There’s something about stomps and claps that make a song feel more alive. This one has both, and the chorus is super catchy. Disclaimer: I know this band personally, but they’re so fantastic, I can’t not include them. I know enough bands IRL to make another post about them – but this is the only one I’ll add here because they’re the only ones on Spotify and I don’t want to discredit myself by stacking my blog with endorsements 🙂 but honestly, this song is so full of life and all of the reasons people like music. It makes us happy. It’s fun. This song is pure fun.

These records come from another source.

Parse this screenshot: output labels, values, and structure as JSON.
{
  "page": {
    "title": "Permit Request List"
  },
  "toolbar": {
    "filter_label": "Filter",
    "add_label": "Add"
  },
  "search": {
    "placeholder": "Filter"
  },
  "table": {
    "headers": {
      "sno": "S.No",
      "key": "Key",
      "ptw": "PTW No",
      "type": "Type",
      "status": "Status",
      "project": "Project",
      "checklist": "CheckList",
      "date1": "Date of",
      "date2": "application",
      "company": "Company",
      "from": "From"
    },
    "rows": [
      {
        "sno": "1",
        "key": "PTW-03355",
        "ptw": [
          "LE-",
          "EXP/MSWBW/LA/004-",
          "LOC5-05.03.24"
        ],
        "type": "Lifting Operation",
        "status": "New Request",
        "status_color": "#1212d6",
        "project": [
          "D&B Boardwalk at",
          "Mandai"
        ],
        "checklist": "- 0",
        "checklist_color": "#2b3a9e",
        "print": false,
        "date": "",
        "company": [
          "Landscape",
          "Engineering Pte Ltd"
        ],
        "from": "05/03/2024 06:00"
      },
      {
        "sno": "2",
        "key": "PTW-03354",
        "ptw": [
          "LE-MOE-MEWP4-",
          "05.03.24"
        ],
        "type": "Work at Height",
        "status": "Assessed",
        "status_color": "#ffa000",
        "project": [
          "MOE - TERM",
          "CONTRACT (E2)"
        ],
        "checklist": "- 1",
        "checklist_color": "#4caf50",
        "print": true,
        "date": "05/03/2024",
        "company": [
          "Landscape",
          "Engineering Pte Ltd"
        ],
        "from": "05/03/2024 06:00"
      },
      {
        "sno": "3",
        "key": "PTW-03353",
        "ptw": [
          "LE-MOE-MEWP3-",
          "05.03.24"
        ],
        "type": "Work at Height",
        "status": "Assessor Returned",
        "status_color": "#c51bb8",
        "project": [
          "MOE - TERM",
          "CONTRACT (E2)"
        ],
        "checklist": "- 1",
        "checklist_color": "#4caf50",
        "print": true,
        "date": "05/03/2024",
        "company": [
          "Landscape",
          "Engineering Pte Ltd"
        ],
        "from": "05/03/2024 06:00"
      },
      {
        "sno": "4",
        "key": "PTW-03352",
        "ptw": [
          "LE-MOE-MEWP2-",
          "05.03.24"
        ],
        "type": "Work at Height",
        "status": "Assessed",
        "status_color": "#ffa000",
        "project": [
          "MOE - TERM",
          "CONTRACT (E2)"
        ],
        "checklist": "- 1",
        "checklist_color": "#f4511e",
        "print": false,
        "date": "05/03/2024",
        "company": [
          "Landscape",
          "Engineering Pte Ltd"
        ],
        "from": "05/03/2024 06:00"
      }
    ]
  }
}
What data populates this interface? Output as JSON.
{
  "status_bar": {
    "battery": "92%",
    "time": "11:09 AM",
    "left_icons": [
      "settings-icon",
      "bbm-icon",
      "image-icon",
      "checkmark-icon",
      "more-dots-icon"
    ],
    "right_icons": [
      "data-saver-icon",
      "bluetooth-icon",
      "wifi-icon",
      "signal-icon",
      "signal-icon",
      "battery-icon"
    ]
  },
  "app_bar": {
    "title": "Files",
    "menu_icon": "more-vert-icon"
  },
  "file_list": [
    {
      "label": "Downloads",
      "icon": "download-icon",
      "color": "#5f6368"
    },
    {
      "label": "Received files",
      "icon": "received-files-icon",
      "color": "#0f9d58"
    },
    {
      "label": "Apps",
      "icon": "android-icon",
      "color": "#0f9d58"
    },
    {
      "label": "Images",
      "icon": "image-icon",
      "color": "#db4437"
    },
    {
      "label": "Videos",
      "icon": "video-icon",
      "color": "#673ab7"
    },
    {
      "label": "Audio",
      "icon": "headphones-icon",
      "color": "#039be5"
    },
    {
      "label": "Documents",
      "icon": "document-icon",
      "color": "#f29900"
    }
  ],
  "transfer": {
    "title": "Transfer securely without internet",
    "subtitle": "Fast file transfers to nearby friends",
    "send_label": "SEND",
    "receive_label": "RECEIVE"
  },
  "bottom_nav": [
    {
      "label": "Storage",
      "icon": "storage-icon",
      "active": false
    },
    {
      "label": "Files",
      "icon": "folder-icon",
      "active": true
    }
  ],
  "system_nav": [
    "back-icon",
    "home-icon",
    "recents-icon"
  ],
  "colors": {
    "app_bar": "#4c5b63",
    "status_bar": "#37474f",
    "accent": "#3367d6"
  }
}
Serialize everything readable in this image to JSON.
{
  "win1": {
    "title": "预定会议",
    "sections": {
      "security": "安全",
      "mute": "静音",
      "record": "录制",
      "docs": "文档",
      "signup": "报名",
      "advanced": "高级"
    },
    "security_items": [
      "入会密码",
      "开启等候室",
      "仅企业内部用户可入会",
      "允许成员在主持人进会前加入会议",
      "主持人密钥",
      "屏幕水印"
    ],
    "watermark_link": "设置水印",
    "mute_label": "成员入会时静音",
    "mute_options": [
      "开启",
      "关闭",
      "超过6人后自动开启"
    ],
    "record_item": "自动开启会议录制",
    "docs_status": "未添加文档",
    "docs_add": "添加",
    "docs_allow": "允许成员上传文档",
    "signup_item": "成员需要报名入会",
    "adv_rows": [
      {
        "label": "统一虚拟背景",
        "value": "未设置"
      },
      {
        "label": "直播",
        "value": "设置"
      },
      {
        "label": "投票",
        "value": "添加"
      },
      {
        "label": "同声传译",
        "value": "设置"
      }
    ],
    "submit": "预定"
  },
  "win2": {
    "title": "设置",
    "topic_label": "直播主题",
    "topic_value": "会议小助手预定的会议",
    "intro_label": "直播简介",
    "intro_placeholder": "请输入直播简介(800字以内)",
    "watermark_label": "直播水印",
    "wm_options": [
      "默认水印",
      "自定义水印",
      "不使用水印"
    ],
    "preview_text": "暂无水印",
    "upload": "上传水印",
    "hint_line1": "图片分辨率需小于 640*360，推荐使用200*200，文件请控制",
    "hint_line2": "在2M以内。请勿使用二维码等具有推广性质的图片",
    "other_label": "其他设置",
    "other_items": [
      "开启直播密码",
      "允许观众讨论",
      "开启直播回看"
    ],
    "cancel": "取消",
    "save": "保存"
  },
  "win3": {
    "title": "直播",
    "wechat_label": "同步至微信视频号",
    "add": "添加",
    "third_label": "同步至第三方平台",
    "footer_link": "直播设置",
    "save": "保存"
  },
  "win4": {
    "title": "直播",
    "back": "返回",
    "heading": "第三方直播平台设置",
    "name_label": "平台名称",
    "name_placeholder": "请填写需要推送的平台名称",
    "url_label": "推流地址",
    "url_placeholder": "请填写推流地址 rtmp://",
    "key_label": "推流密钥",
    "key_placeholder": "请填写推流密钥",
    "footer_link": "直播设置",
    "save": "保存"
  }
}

This song is important to me because I was almost born to it! The album Flood had just come out and as my mom was preparing for my due date, she picked it to bring with her to the hospital. I don’t know if they actually did bring it but didn’t listen to it or if they forgot it, but I still feel very connected to it. Knowing this about Birdhouse in Your Soul makes me feel like it was written for me — which is impossible, but this list is about how things *feel*. Plus it’s an upper and that’s important in a playlist full of emotional tracks. It felt appropriate to end on a high note.